A blind man became the first person chosen to give Google's self-driving car a test ride after the federal government redefined what it means to be a driver on Wednesday.

For Steve Mahan, traveling across town requires planning.

He lives two miles from the nearest bus stop and when his family is at work he relies on the VTA Paratransit Service.

That's why a ride he took three years ago was so magical. "Look mom, no hands," he said.

For the first time since he became blind, Mahan sat in the driver's seat of a Google self-driving car and that's about all he did.

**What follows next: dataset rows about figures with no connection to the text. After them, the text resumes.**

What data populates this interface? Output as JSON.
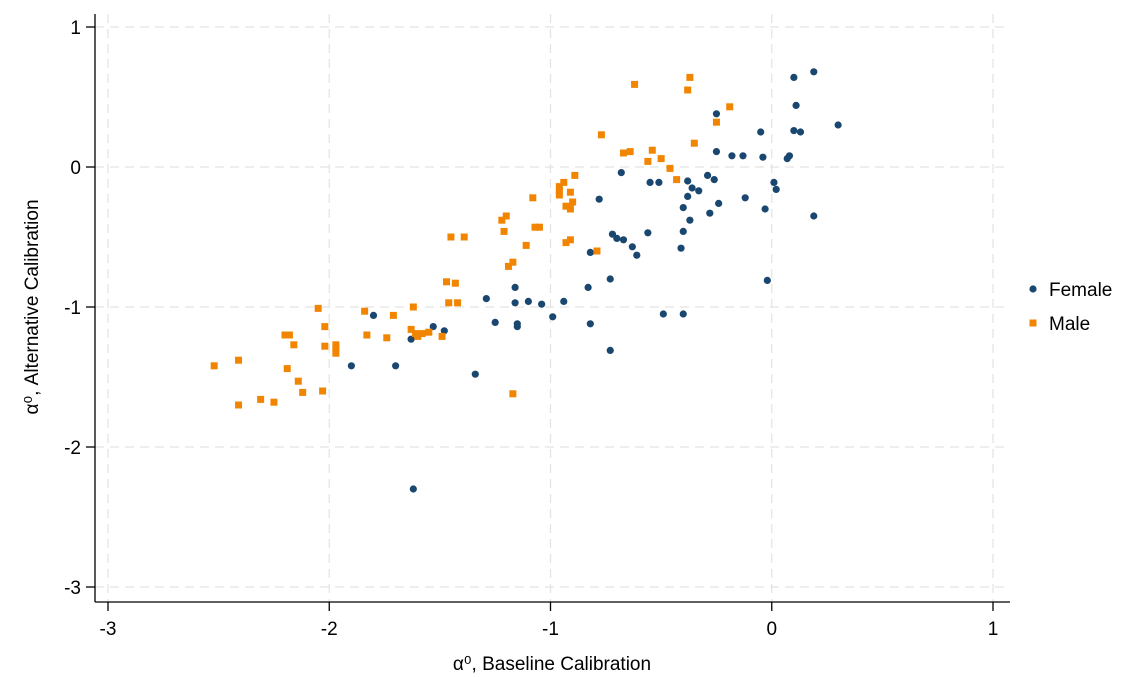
{
  "chart_data": {
    "type": "scatter",
    "xlabel": "α⁰, Baseline Calibration",
    "ylabel": "α⁰, Alternative Calibration",
    "xlim": [
      -3,
      1
    ],
    "ylim": [
      -3,
      1
    ],
    "xticks": [
      -3,
      -2,
      -1,
      0,
      1
    ],
    "yticks": [
      -3,
      -2,
      -1,
      0,
      1
    ],
    "xtick_labels": [
      "-3",
      "-2",
      "-1",
      "0",
      "1"
    ],
    "ytick_labels": [
      "-3",
      "-2",
      "-1",
      "0",
      "1"
    ],
    "grid": true,
    "legend_position": "right",
    "series": [
      {
        "name": "Female",
        "color": "#1a476f",
        "marker": "circle",
        "points": [
          [
            -1.62,
            -2.3
          ],
          [
            -1.9,
            -1.42
          ],
          [
            -1.7,
            -1.42
          ],
          [
            -1.63,
            -1.23
          ],
          [
            -1.53,
            -1.14
          ],
          [
            -1.48,
            -1.17
          ],
          [
            -1.8,
            -1.06
          ],
          [
            -1.34,
            -1.48
          ],
          [
            -1.29,
            -0.94
          ],
          [
            -1.25,
            -1.11
          ],
          [
            -1.16,
            -0.97
          ],
          [
            -1.16,
            -0.86
          ],
          [
            -1.15,
            -1.12
          ],
          [
            -1.15,
            -1.14
          ],
          [
            -1.1,
            -0.96
          ],
          [
            -1.04,
            -0.98
          ],
          [
            -0.99,
            -1.07
          ],
          [
            -0.94,
            -0.96
          ],
          [
            -0.83,
            -0.86
          ],
          [
            -0.82,
            -1.12
          ],
          [
            -0.82,
            -0.61
          ],
          [
            -0.78,
            -0.23
          ],
          [
            -0.73,
            -0.8
          ],
          [
            -0.72,
            -0.48
          ],
          [
            -0.7,
            -0.51
          ],
          [
            -0.67,
            -0.52
          ],
          [
            -0.68,
            -0.04
          ],
          [
            -0.63,
            -0.57
          ],
          [
            -0.61,
            -0.63
          ],
          [
            -0.56,
            -0.47
          ],
          [
            -0.55,
            -0.11
          ],
          [
            -0.51,
            -0.11
          ],
          [
            -0.49,
            -1.05
          ],
          [
            -0.73,
            -1.31
          ],
          [
            -0.4,
            -1.05
          ],
          [
            -0.41,
            -0.58
          ],
          [
            -0.4,
            -0.46
          ],
          [
            -0.4,
            -0.29
          ],
          [
            -0.38,
            -0.1
          ],
          [
            -0.38,
            -0.21
          ],
          [
            -0.37,
            -0.38
          ],
          [
            -0.36,
            -0.15
          ],
          [
            -0.33,
            -0.17
          ],
          [
            -0.29,
            -0.06
          ],
          [
            -0.28,
            -0.33
          ],
          [
            -0.26,
            -0.09
          ],
          [
            -0.25,
            0.11
          ],
          [
            -0.24,
            -0.26
          ],
          [
            -0.25,
            0.38
          ],
          [
            -0.18,
            0.08
          ],
          [
            -0.13,
            0.08
          ],
          [
            -0.12,
            -0.22
          ],
          [
            -0.05,
            0.25
          ],
          [
            -0.04,
            0.07
          ],
          [
            -0.03,
            -0.3
          ],
          [
            -0.02,
            -0.81
          ],
          [
            0.01,
            -0.11
          ],
          [
            0.02,
            -0.16
          ],
          [
            0.07,
            0.06
          ],
          [
            0.08,
            0.08
          ],
          [
            0.1,
            0.64
          ],
          [
            0.1,
            0.26
          ],
          [
            0.11,
            0.44
          ],
          [
            0.13,
            0.25
          ],
          [
            0.19,
            0.68
          ],
          [
            0.19,
            -0.35
          ],
          [
            0.3,
            0.3
          ]
        ]
      },
      {
        "name": "Male",
        "color": "#f28500",
        "marker": "square",
        "points": [
          [
            -2.52,
            -1.42
          ],
          [
            -2.41,
            -1.38
          ],
          [
            -2.41,
            -1.7
          ],
          [
            -2.31,
            -1.66
          ],
          [
            -2.25,
            -1.68
          ],
          [
            -2.2,
            -1.2
          ],
          [
            -2.18,
            -1.2
          ],
          [
            -2.19,
            -1.44
          ],
          [
            -2.16,
            -1.27
          ],
          [
            -2.14,
            -1.53
          ],
          [
            -2.12,
            -1.61
          ],
          [
            -2.05,
            -1.01
          ],
          [
            -2.03,
            -1.6
          ],
          [
            -2.02,
            -1.28
          ],
          [
            -2.02,
            -1.14
          ],
          [
            -1.97,
            -1.27
          ],
          [
            -1.97,
            -1.3
          ],
          [
            -1.97,
            -1.33
          ],
          [
            -1.84,
            -1.03
          ],
          [
            -1.83,
            -1.2
          ],
          [
            -1.74,
            -1.22
          ],
          [
            -1.71,
            -1.06
          ],
          [
            -1.63,
            -1.16
          ],
          [
            -1.62,
            -1.0
          ],
          [
            -1.61,
            -1.19
          ],
          [
            -1.6,
            -1.21
          ],
          [
            -1.58,
            -1.19
          ],
          [
            -1.55,
            -1.18
          ],
          [
            -1.49,
            -1.21
          ],
          [
            -1.47,
            -0.82
          ],
          [
            -1.46,
            -0.97
          ],
          [
            -1.45,
            -0.5
          ],
          [
            -1.43,
            -0.83
          ],
          [
            -1.42,
            -0.97
          ],
          [
            -1.39,
            -0.5
          ],
          [
            -1.22,
            -0.38
          ],
          [
            -1.21,
            -0.46
          ],
          [
            -1.2,
            -0.35
          ],
          [
            -1.19,
            -0.71
          ],
          [
            -1.17,
            -0.68
          ],
          [
            -1.17,
            -1.62
          ],
          [
            -1.11,
            -0.56
          ],
          [
            -1.08,
            -0.22
          ],
          [
            -1.07,
            -0.43
          ],
          [
            -1.05,
            -0.43
          ],
          [
            -0.96,
            -0.14
          ],
          [
            -0.96,
            -0.17
          ],
          [
            -0.96,
            -0.2
          ],
          [
            -0.94,
            -0.11
          ],
          [
            -0.93,
            -0.28
          ],
          [
            -0.93,
            -0.54
          ],
          [
            -0.91,
            -0.52
          ],
          [
            -0.91,
            -0.3
          ],
          [
            -0.91,
            -0.18
          ],
          [
            -0.9,
            -0.25
          ],
          [
            -0.89,
            -0.06
          ],
          [
            -0.79,
            -0.6
          ],
          [
            -0.77,
            0.23
          ],
          [
            -0.67,
            0.1
          ],
          [
            -0.64,
            0.11
          ],
          [
            -0.62,
            0.59
          ],
          [
            -0.56,
            0.04
          ],
          [
            -0.54,
            0.12
          ],
          [
            -0.5,
            0.06
          ],
          [
            -0.46,
            -0.01
          ],
          [
            -0.43,
            -0.09
          ],
          [
            -0.38,
            0.55
          ],
          [
            -0.37,
            0.64
          ],
          [
            -0.35,
            0.17
          ],
          [
            -0.25,
            0.32
          ],
          [
            -0.19,
            0.43
          ]
        ]
      }
    ]
  }
}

But California rules say autonomous cars still need a licensed driver and Mahan can't get a driver's license. "If it is required to have a licensed human driver in the car, it means I could not go any place in that vehicle without someone accompanying me," Mahan said.

It would throw on the brakes for Google's next project -- cars without regular controls.

But now, in a letter to Google, federal regulators made a key clarification where the law refers to a driver as not having to be human.

Tech futurist Paul Saffo said it doesn't clear up other legal requirements.

Robotic cars, for instance, still have to have mirrors. "The rear view mirror was unnecessary for me, the side mirrors were unnecessary for me," Mahan said.

But if California follows the federal government's lead, it means people like Mahan could have more independence.

Mahan said he doesn't miss the pedals or steering wheel one bit. "It's like riding with a fabulous driver," Mahan said. "Anybody who spends five minutes out in that traffic will realize that the danger are the humans. Personally I can't wait for the robots to start driving."